In our second contribution, we present the first systematic comparison of state-of-the-art methods for ground texture based localization. Furthermore, we present a method, which is characterized by its usage of our novel feature matching technique. This technique is called identity matching, as it matches only those features with identical descriptors, in contrast to the state-of-the-art that also matches features with similar descriptors. We show that our method is well suited for global and local localization, as it has favorable scaling with the number of reference images considered during the localization process. In another contribution, we develop a variant of our localization method that is significantly faster to compute, as it applies a sampling approach to determine the image positions at which local features are extracted, instead of using classical feature detectors.
Two further contributions are concerned with global localization. The first one introduces a prediction model for the global localization performance, based on an evaluation of the local localization performance. This allows us to quickly evaluate any considered parameter settings of global localization methods. The second contribution introduces a learning-based method that computes compact descriptors of ground images. This descriptor can be used to retrieve the overlapping reference images of a query image from a large set of reference images with little computational effort.

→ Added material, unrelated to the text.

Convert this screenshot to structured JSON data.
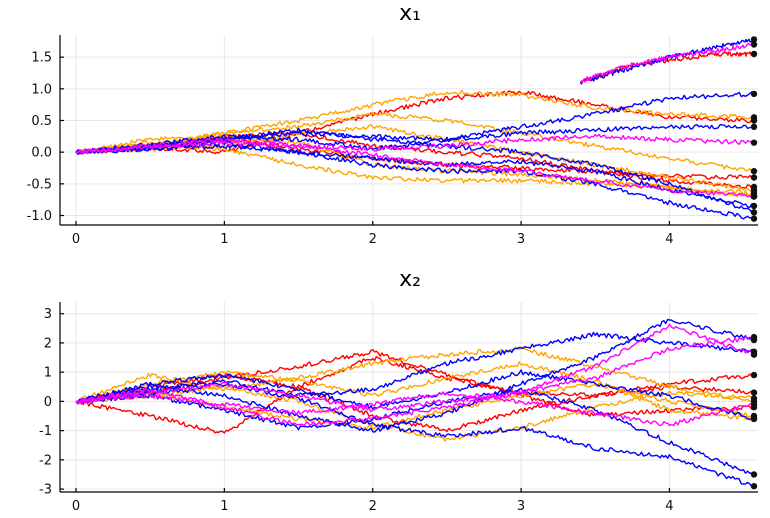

The most recent contribution included in this dissertation presents a new ground image database, which was recorded with a dedicated platform using a downward-facing camera. In addition to the data, we also explain our guidelines for the construction of the platform. In comparison with existing databases, our database contains more images and presents a larger variety of ground textures. Furthermore, this database enables us to perform the first systematic evaluation of how localization performance is affected by the time interval between the point in time at which the reference images are recorded and the point in time at which the query image is recorded. We find out that for outdoor areas all ground texture based localization methods have reliability issues, if the time interval between the recording of the query and reference images is large, and also if there are different weather conditions. These findings point to remaining challenges in ground texture base localization that should be addressed in future work.